BT's response to the complaints was that its proposed prices for duct and pole access compare very well with European averages, and that they are 15% lower than a basket of European prices.

The problem with BT's proposed charges is that they significantly increase the cost of putting in cables. Fibre optic cable is itself now quite cheap - especially compared with copper, whose price has rocketed - but would-be providers of fibre-optic internet in rural areas face a double whammy: BT has agreements for locating its poles and ducts on many pieces of private land for very low rents (known as "wayleave") which no private company could now match; and fibre-optic cable laid by new businesses attracts extremely high business rates per kilometre, compared with BT which pays a fraction of the rate, determined by the Valuation Office Agency. ISPs and infrastructure providers have previously complained about this and suggested that BT should be further broken up, to create a "BT Duct and Pole" division like Openreach.

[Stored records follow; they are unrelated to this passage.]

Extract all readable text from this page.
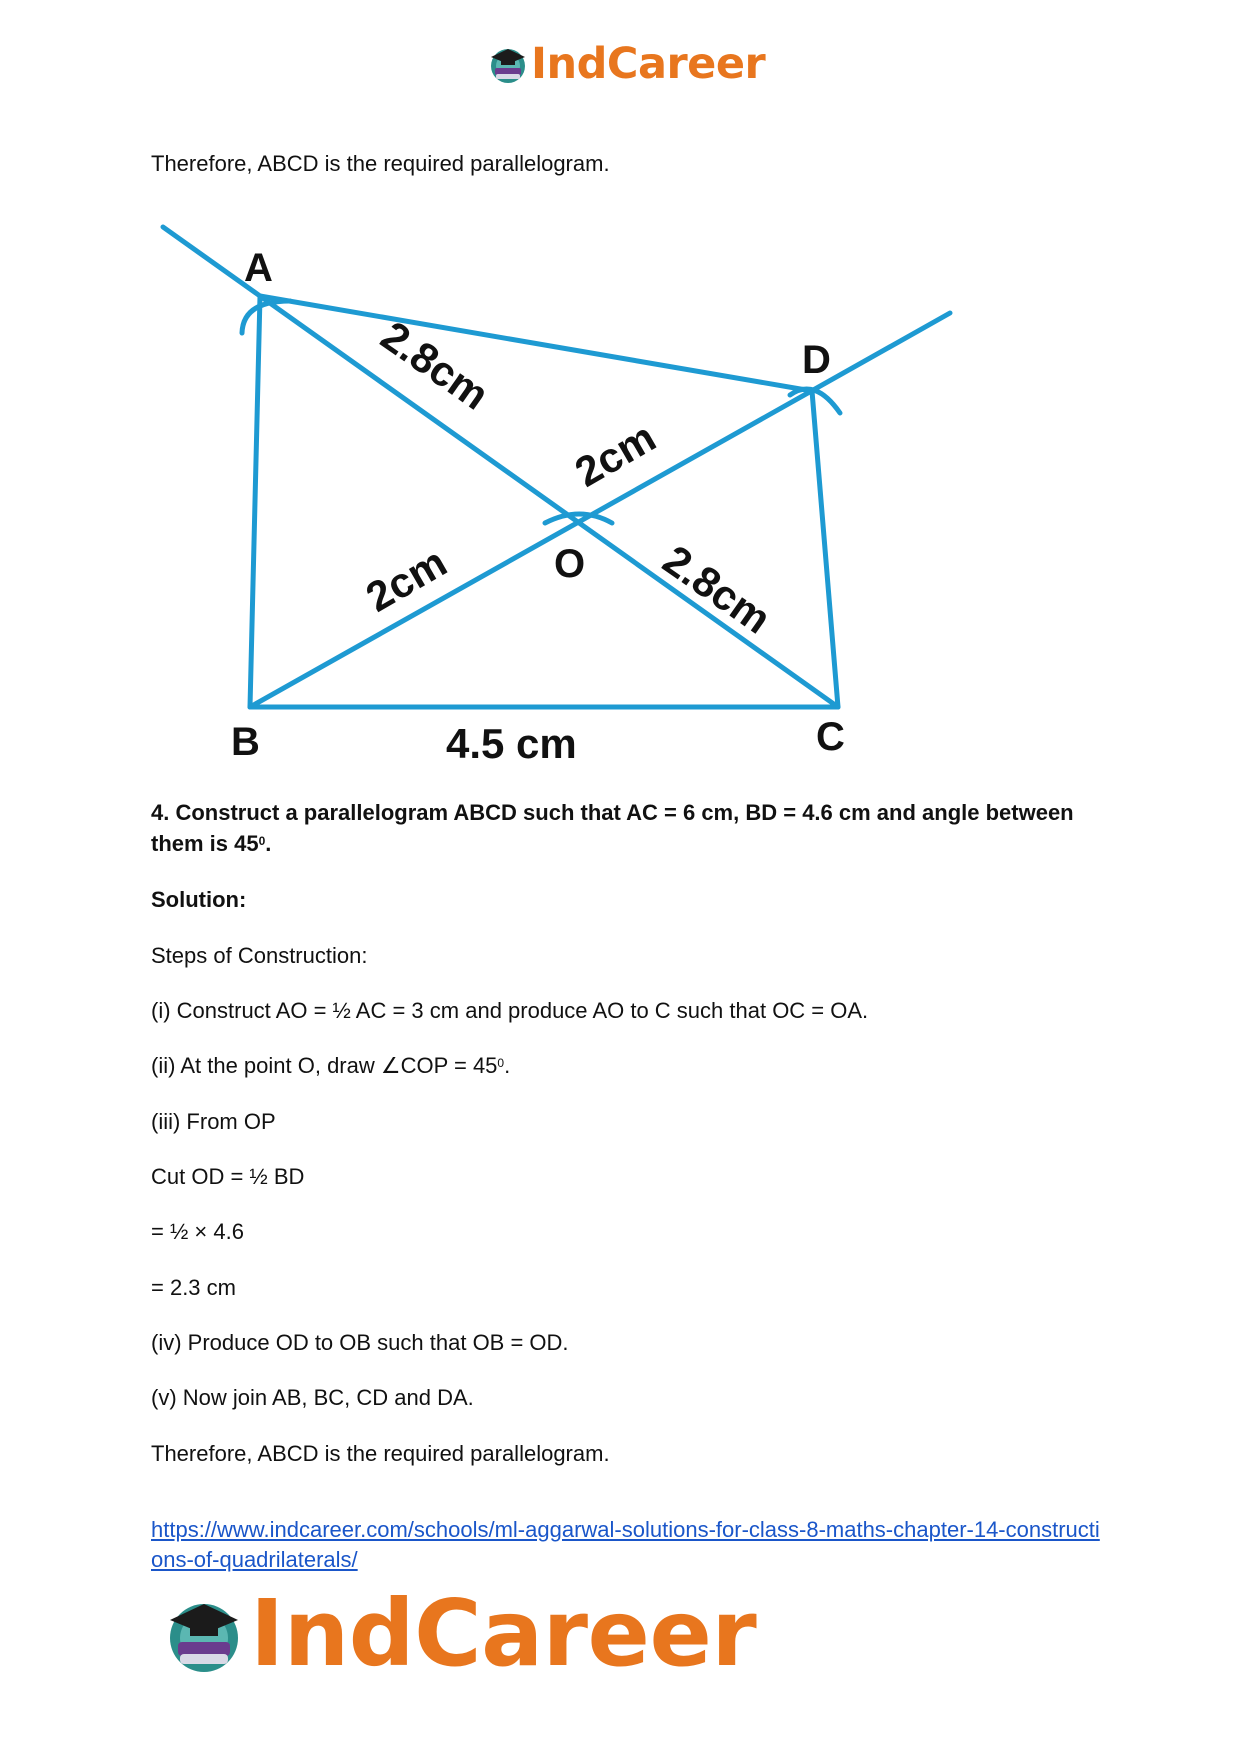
IndCareer
Therefore, ABCD is the required parallelogram.
A
D
O
B	C
2.8cm
2cm
2cm	2.8cm
4.5 cm
4. Construct a parallelogram ABCD such that AC = 6 cm, BD = 4.6 cm and angle between them is $45^0$.
Solution:
Steps of Construction:
(i) Construct AO = ½ AC = 3 cm and produce AO to C such that OC = OA.
(ii) At the point O, draw ∠COP = $45^0$.
(iii) From OP
Cut OD = ½ BD
= ½ × 4.6
= 2.3 cm
(iv) Produce OD to OB such that OB = OD.
(v) Now join AB, BC, CD and DA.
Therefore, ABCD is the required parallelogram.
https://www.indcareer.com/schools/ml-aggarwal-solutions-for-class-8-maths-chapter-14-constructions-of-quadrilaterals/
IndCareer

Complaints to Ofcom about the cost of duct and pole access, and to the VOA about the disparity in charging between BT and other fibre-optic providers, have so far produced no change. Vaizey has chaired meetings between ISPs, BT, Ofcom and the VOA but no results have been announced.

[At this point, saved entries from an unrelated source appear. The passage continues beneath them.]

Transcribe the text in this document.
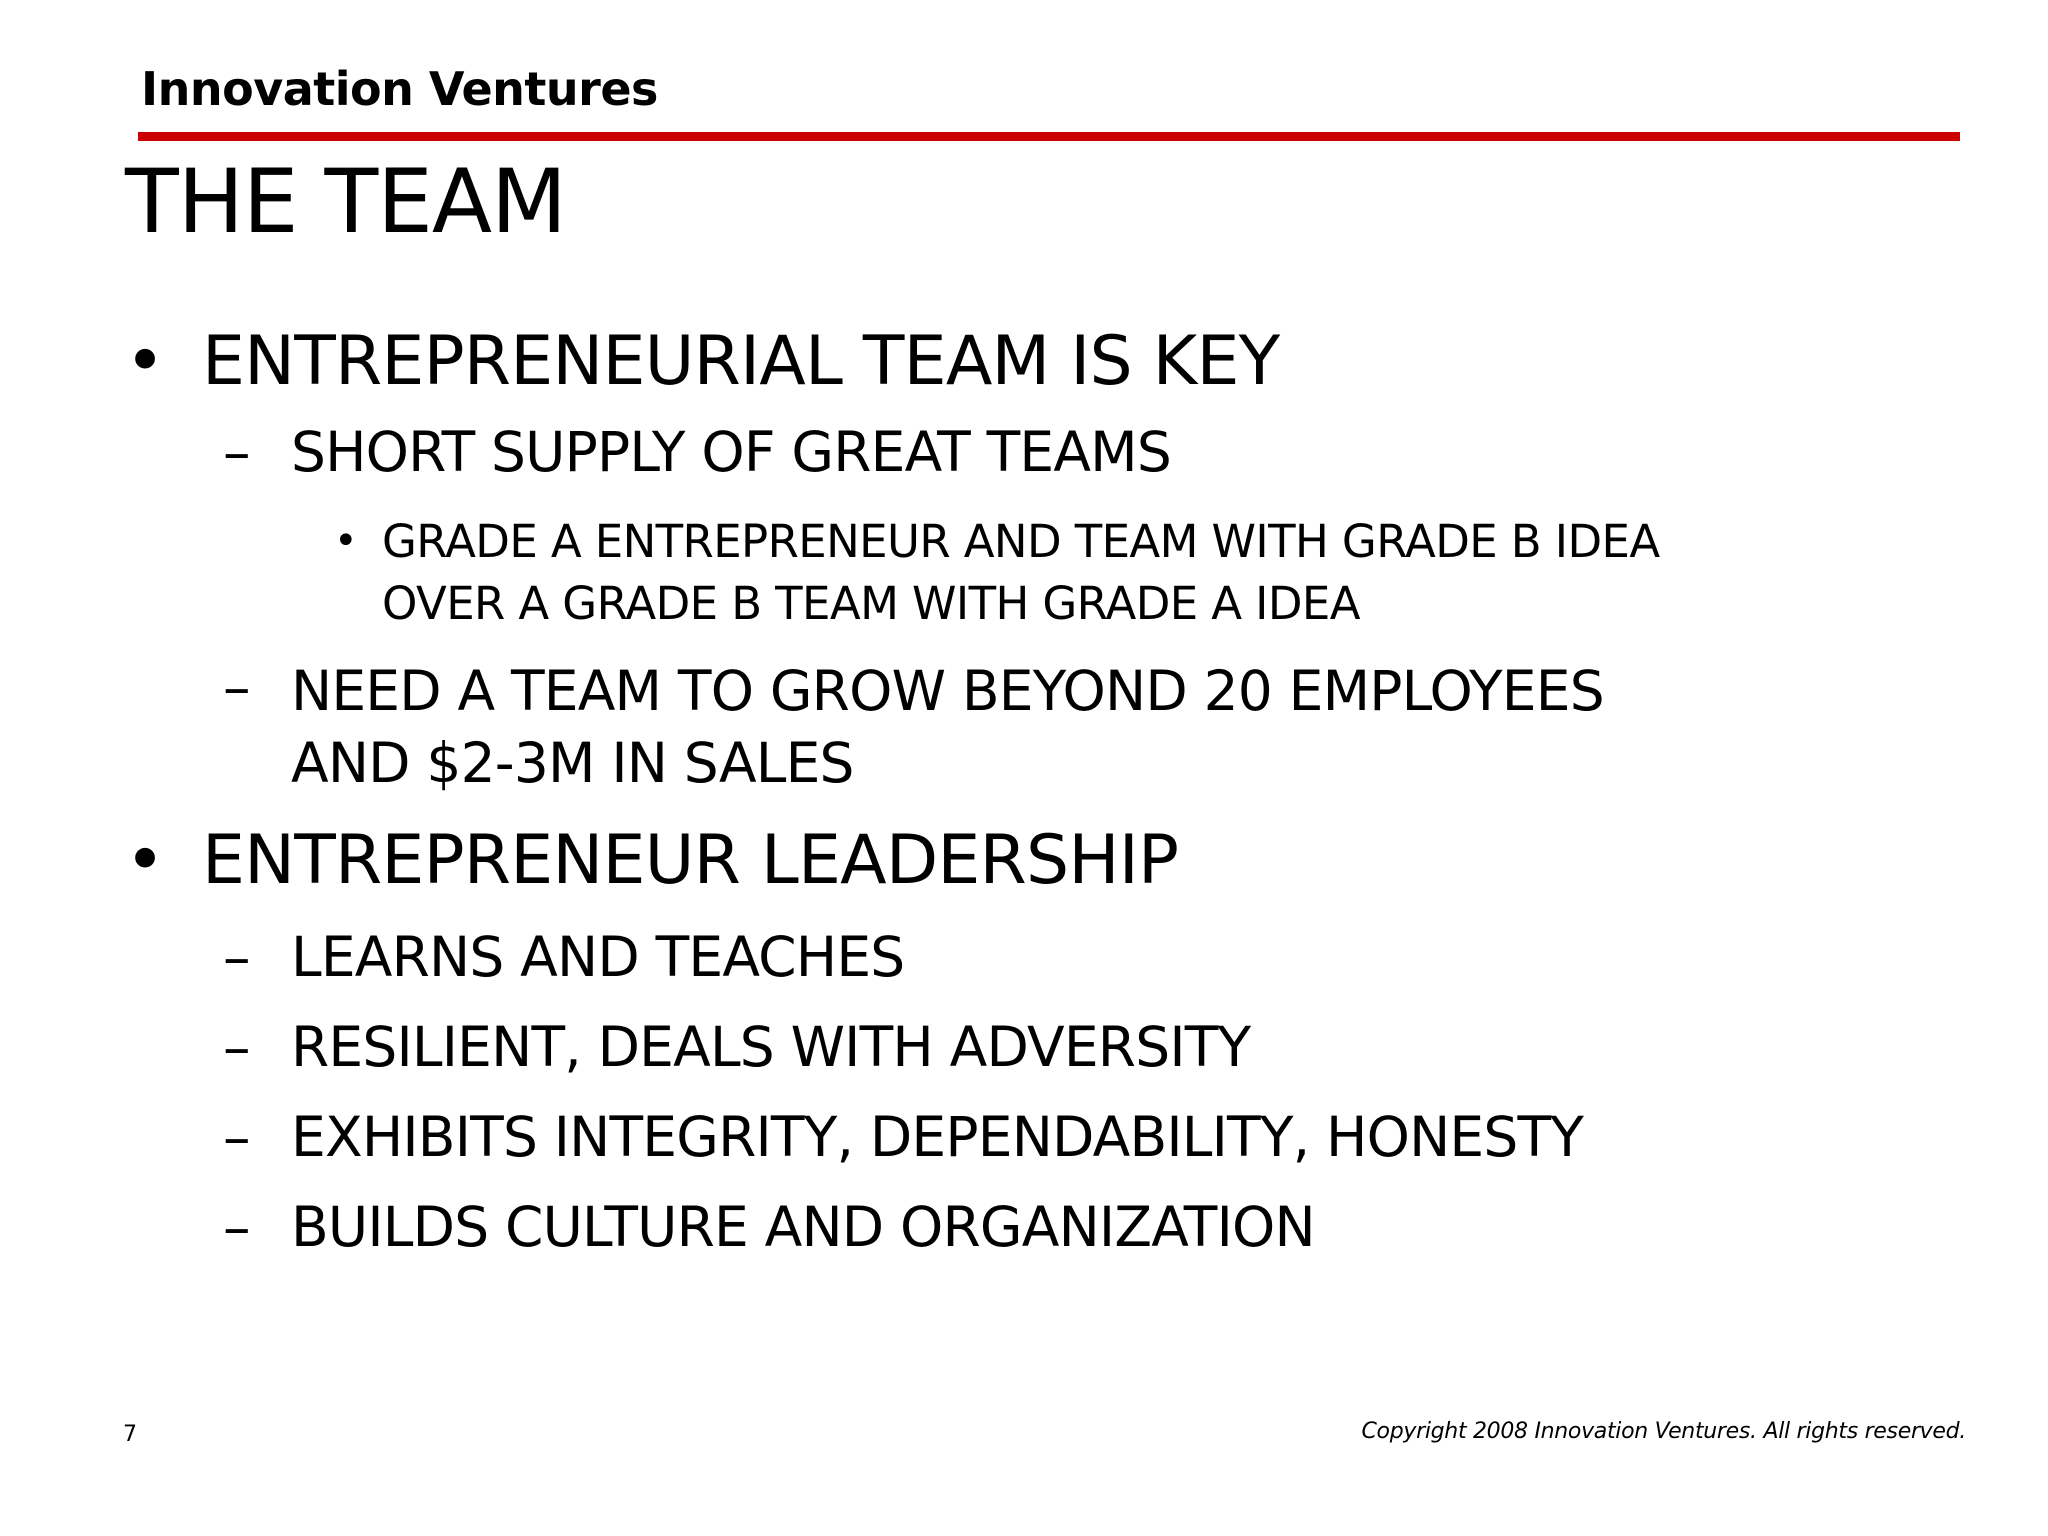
Innovation Ventures
THE TEAM
• ENTREPRENEURIAL TEAM IS KEY
– SHORT SUPPLY OF GREAT TEAMS
• GRADE A ENTREPRENEUR AND TEAM WITH GRADE B IDEA
OVER A GRADE B TEAM WITH GRADE A IDEA
– NEED A TEAM TO GROW BEYOND 20 EMPLOYEES
AND $2-3M IN SALES
• ENTREPRENEUR LEADERSHIP
– LEARNS AND TEACHES
– RESILIENT, DEALS WITH ADVERSITY
– EXHIBITS INTEGRITY, DEPENDABILITY, HONESTY
– BUILDS CULTURE AND ORGANIZATION
7	Copyright 2008 Innovation Ventures. All rights reserved.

In its announcement, Fujitsu says that its plans rely on Ofcom forcing BT Openreach - the division of the company which looks after its physical infrastructure - to provide access to its telegraph poles and underground cable ducts on "fair, reasonable and non-discriminatory terms".

Superfast broadband delivered by fibre-optic cable has the potential to dramatically transform peoples' lives: studies in South Korea have shown that symmetrical broadband, where upload and download speeds are almost equal, lead to the creation of more content by everyone - compared to "asymmetrical" systems such as those found almost everywhere in the UK and US which rely on copper wire.